Yet, little cause for cheer: 22 of the world’s top 30 most polluted cities are in the country
GN Bureau | March 16, 2021
Lockdowns following the outbreak of Covid-19 have been a blessing in disguise for air pollution around the world, and 63% India cities marked improvements over 2019. Still, air quality remains a concern in India as 22 of its cities feature among the global top 30 most polluted ones, shows a new report.
Switzerland-based IQAir’s ‘2020 World Air Quality Report’, published Tuesday, reveals the impact of Covid-19 lockdowns and behavioural changes on global particulate pollution (PM2.5) levels.
[For more, see: https://www.iqair.com/blog/press-releases/covid-19-reduces-air-pollution-in-most-countries]
• COVID-19 impact: In 2020, 84% of all monitored countries observed air quality improvements, largely due to global measures to slow the spread of COVID-19.
Air quality improvements across major cities in 2020 compared to 2019 include Beijing (-11%), Chicago (-13%), Delhi (-15%), London (-16%), Paris (-17%) and Seoul (-16%).
• Only 24 out of 106 monitored countries met World Health Organization (WHO) annual guidelines for PM2.5 in 2020.
• Climate change continues to affect air quality: The year 2020 is tied with 2016 as the hottest year on record. Wildfires and sandstorms fueled by the warming climate led to extremely high pollution levels in California, South America, Siberia and Australia.
• India: In 2020, all Indian cities monitored observed air quality improvements compared to 2018, while 63% saw improvements compared with 2019. However, India continues to feature prominently at the top of the most polluted cities ranking, with 22 of the top 30 most polluted cities globally.
• China: In 2020, 86% of the cities in China experienced cleaner air than the previous year. Despite this, Chinese residents are still exposed to PM2.5 levels more than 3 times the WHO annual guidelines. Hotan in northwestern China ranks as the world’s most polluted city, largely due to sandstorms exacerbated by climate change.
• United States: Average particle pollution levels rose by 6.7% in 2020, despite measures to contain the spread of COVID-19. Record-breaking wildfires in California, Oregon and Washington caused U.S. cities to comprise 77 of the world’s top 100 most polluted cities in September 2020 (by monthly PM2.5 average). In 2020, 38% of American cities did not meet the WHO's guideline for annual PM2.5 levels. This is a significant uptick from the 21% of U.S. cities that did not meet the WHO guidelines in 2019.
• South Asia: South Asia is the most polluted region of the world with Bangladesh, India and Pakistan sharing 42 of the 50 most polluted cities worldwide.
• Europe: In 2020, about half of all European cities exceed the WHO's target for annual PM2.5 pollution. The highest levels of PM2.5 pollution was found in Eastern and Southern Europe, with Bosnia Herzegovina, North Macedonia and Bulgaria taking the lead.
• Many countries in South East Asia, the Middle East, Africa, South Asia and South America continue to lack the equipment and expertise to monitor and report air pollution.

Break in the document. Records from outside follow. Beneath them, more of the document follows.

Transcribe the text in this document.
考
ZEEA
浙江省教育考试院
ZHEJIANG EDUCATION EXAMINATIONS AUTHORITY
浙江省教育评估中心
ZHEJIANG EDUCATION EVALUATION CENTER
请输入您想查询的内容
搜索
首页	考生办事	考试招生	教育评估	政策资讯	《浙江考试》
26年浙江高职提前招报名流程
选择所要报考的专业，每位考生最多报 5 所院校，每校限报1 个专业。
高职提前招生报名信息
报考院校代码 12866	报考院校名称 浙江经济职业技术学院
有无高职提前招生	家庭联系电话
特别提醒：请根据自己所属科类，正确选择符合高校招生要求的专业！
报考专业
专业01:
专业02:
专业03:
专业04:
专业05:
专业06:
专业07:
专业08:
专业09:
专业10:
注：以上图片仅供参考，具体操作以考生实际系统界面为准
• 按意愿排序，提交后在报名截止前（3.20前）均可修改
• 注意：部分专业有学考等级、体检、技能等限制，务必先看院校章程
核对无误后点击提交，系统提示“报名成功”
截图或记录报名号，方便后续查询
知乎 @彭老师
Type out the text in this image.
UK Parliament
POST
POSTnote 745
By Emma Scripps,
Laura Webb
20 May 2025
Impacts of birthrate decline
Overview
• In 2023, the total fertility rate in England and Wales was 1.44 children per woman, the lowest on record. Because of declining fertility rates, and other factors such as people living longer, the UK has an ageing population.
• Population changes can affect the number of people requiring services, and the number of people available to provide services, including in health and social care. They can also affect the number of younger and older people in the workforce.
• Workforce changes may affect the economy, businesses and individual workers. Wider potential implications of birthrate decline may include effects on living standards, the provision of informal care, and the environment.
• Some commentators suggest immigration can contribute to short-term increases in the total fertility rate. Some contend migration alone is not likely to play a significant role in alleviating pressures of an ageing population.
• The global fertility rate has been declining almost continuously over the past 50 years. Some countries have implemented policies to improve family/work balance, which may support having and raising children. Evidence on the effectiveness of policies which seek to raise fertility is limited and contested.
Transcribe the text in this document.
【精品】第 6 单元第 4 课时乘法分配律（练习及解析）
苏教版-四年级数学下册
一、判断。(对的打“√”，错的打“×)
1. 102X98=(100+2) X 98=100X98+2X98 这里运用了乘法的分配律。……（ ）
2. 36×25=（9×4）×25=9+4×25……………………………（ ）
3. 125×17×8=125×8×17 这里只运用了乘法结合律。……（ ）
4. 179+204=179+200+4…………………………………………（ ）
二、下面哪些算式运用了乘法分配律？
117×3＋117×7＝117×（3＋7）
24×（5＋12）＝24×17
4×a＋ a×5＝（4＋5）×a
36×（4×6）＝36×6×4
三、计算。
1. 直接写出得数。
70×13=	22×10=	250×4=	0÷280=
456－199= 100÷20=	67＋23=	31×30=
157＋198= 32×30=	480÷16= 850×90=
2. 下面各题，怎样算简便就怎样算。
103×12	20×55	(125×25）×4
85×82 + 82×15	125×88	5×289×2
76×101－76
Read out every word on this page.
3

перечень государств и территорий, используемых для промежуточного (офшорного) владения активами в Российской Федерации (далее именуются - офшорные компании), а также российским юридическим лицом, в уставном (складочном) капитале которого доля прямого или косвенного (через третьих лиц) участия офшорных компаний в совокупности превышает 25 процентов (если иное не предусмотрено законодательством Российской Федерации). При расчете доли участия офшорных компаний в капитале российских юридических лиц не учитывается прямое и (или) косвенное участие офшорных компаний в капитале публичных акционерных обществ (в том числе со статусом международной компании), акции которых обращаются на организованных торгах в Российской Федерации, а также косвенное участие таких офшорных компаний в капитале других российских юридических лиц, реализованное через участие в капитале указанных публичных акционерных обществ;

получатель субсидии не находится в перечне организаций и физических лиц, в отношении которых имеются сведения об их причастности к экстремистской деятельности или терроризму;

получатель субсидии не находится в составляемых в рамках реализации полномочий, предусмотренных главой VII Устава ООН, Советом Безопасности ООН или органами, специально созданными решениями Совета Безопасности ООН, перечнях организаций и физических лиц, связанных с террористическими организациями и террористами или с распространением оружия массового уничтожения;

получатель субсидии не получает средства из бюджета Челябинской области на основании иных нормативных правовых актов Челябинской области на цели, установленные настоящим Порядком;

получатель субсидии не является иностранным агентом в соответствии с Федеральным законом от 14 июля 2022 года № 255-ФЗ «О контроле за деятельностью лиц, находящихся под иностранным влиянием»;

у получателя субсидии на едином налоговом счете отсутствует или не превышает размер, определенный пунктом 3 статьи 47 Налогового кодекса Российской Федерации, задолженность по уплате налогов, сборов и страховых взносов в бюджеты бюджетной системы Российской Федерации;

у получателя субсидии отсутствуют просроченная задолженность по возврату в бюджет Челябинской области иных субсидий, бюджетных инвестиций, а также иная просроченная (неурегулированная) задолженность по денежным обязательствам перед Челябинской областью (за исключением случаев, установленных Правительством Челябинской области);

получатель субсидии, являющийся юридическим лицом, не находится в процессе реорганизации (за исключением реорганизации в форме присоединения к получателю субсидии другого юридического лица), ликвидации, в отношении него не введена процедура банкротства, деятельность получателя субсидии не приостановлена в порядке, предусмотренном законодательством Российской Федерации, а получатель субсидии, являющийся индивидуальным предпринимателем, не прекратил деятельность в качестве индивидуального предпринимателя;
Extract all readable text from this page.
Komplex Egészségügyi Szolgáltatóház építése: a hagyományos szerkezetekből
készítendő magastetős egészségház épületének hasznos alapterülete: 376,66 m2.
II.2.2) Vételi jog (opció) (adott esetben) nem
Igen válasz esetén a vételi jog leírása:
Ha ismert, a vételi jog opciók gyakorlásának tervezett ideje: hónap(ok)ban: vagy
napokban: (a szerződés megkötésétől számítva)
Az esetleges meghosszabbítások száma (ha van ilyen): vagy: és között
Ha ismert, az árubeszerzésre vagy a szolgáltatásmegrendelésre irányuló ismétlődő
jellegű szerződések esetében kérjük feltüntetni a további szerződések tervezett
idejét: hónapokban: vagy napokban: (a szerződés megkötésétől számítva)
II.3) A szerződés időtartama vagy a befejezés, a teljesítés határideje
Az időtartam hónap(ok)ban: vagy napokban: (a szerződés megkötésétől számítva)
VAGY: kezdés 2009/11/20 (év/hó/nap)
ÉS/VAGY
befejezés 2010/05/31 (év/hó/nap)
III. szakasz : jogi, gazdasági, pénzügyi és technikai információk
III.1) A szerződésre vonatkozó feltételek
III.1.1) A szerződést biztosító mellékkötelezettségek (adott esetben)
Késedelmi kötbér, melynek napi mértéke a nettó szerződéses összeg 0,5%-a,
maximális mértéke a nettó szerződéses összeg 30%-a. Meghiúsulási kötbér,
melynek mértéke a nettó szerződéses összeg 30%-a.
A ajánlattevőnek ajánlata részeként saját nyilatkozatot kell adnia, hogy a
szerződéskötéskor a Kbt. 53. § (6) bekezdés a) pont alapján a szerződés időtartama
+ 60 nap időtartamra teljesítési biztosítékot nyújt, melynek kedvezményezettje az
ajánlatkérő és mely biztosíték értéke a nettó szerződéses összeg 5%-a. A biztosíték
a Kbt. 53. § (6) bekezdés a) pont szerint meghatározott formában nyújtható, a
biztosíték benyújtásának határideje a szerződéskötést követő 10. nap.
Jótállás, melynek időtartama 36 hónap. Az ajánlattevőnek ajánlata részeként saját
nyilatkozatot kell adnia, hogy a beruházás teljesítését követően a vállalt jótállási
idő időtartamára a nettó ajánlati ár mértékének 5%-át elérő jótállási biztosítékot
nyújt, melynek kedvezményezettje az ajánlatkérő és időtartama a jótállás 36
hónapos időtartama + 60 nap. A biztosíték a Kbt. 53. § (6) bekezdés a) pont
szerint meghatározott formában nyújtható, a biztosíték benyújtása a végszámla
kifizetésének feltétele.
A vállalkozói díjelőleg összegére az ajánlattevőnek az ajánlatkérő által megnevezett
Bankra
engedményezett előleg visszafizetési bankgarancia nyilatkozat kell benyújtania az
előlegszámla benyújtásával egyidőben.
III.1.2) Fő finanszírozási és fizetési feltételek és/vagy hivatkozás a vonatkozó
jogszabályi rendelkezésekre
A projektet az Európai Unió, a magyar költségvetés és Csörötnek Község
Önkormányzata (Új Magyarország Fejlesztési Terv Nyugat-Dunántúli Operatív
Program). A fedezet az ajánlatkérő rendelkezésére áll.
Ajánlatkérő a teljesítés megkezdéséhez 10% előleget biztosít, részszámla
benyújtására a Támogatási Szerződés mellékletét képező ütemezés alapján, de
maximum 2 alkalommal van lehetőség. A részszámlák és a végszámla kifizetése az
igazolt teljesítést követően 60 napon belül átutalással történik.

“The year 2020 brought an unexpected dip in air pollution. In 2021, we will likely see an increase in air pollution due to human activity, again,” said Frank Hammes, CEO of IQAir. “We hope this report will highlight that urgent action is both possible and necessary to combat air pollution, which remains the world's greatest environmental health threat.”
“While many cities recorded temporary improvements in air quality due to lockdowns, the health impact of burning fossil fuels remained severe. Unfortunately, Delhi continued to be the most polluted capital city in the world in 2020. To see real, long-term improvements in air quality, governments must prioritize clean energy sources such as wind and solar and promote low cost, carbon neutral and accessible transport. Speeding up the transition to clean energy and clean transport not only saves lives, but also dramatically reduces healthcare-related costs,” said Avinash Chanchal, Climate Campaigner, Greenpeace India.
“Many parts of the world experienced unprecedented, but short-lived, improvements in air quality in 2020, as restrictions related to the COVID-19 pandemic caused a steep drop in fossil fuel consumption,” said Lauri Myllyvirta, lead analyst at the Centre for Research on Energy and Clean Air (CREA), who also contributed to the report. “This improved air quality meant tens of thousands of avoided deaths from air pollution. By transitioning to clean energy and clean transport we can realize the same improvements in a sustained way.”